Questão nº 52
Questão de Controle Externo · FGV TCE-ES 2022 (nº 52)
A respeito do modelo de controle político-parlamentar estabelecido na Constituição da República de 1988, é correto afirmar que a simetria em relação ao parâmetro federal:
- Aprevalece integralmente em relação às matérias pertinentes às competências dos Tribunais de Contas, ressalvando-se a possibilidade de criação e extinção de Tribunais ou Conselhos de Contas municipais pelas Constituições Estaduais;
- Bprevalece em relação à inaplicabilidade do princípio da colegialidade para a requisição de informações, convocação de autoridades e fiscalização dos atos do Poder Executivo;
- Cnão prevalece em relação ao quórum para apreciação do parecer prévio emitido sobre as contas que os prefeitos municipais devem prestar anualmente; (alternativa correta)

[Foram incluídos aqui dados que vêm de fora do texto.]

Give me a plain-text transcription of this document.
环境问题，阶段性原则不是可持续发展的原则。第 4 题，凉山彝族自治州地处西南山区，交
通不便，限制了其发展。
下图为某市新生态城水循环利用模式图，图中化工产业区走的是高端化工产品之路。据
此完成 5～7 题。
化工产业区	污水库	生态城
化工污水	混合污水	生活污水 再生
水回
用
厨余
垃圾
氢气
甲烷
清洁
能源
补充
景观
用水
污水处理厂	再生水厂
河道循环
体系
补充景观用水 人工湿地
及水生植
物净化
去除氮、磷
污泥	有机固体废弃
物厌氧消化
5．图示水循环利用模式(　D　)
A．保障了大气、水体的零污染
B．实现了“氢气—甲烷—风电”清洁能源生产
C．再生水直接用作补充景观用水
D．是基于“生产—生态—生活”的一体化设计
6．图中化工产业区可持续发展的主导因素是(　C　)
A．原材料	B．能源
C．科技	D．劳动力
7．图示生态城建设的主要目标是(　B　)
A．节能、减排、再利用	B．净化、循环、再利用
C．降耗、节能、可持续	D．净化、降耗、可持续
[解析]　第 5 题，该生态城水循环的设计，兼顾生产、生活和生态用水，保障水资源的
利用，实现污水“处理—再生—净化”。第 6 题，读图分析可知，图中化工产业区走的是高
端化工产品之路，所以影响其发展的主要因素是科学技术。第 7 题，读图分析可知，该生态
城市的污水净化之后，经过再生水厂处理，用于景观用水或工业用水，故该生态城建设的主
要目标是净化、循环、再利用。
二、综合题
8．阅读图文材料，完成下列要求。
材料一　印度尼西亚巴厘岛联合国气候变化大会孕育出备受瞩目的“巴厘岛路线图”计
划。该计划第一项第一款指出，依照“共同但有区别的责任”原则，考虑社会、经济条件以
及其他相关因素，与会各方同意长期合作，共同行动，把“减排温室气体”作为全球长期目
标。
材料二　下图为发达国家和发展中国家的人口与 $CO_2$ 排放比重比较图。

- Dnão prevalece em relação às competências sancionatórias dos Tribunais de Contas, pois apenas o Tribunal de Contas da União pode declarar a inidoneidade de pessoa jurídica para licitar e contratar com o poder público;
- Enão prevalece em relação à composição dos Tribunais de Contas estaduais, tendo em vista a inaplicabilidade da partilha “intra” e “inter” poderes nas indicações das vagas do corpo deliberativo.
Resposta comentada
Gabarito Alternativa C
O conceito de simetria no direito constitucional brasileiro significa que, em geral, a organização e as regras de controle estabelecidas para a União (governo federal) servem de modelo para os Estados e Municípios, a menos que a Constituição Federal preveja expressamente uma exceção.
C) Correta: A Constituição Federal (Art. 31, § 2º) estabelece um quórum qualificado de dois terços dos membros da Câmara Municipal para que o parecer prévio do Tribunal de Contas sobre as contas do Prefeito deixe de prevalecer. Essa exigência específica para o julgamento das contas municipais não encontra paralelo no modelo federal para o julgamento das contas do Presidente da República (Art. 49, X), onde a Constituição não impõe um quórum qualificado para derrubar o parecer do TCU, caracterizando uma assimetria.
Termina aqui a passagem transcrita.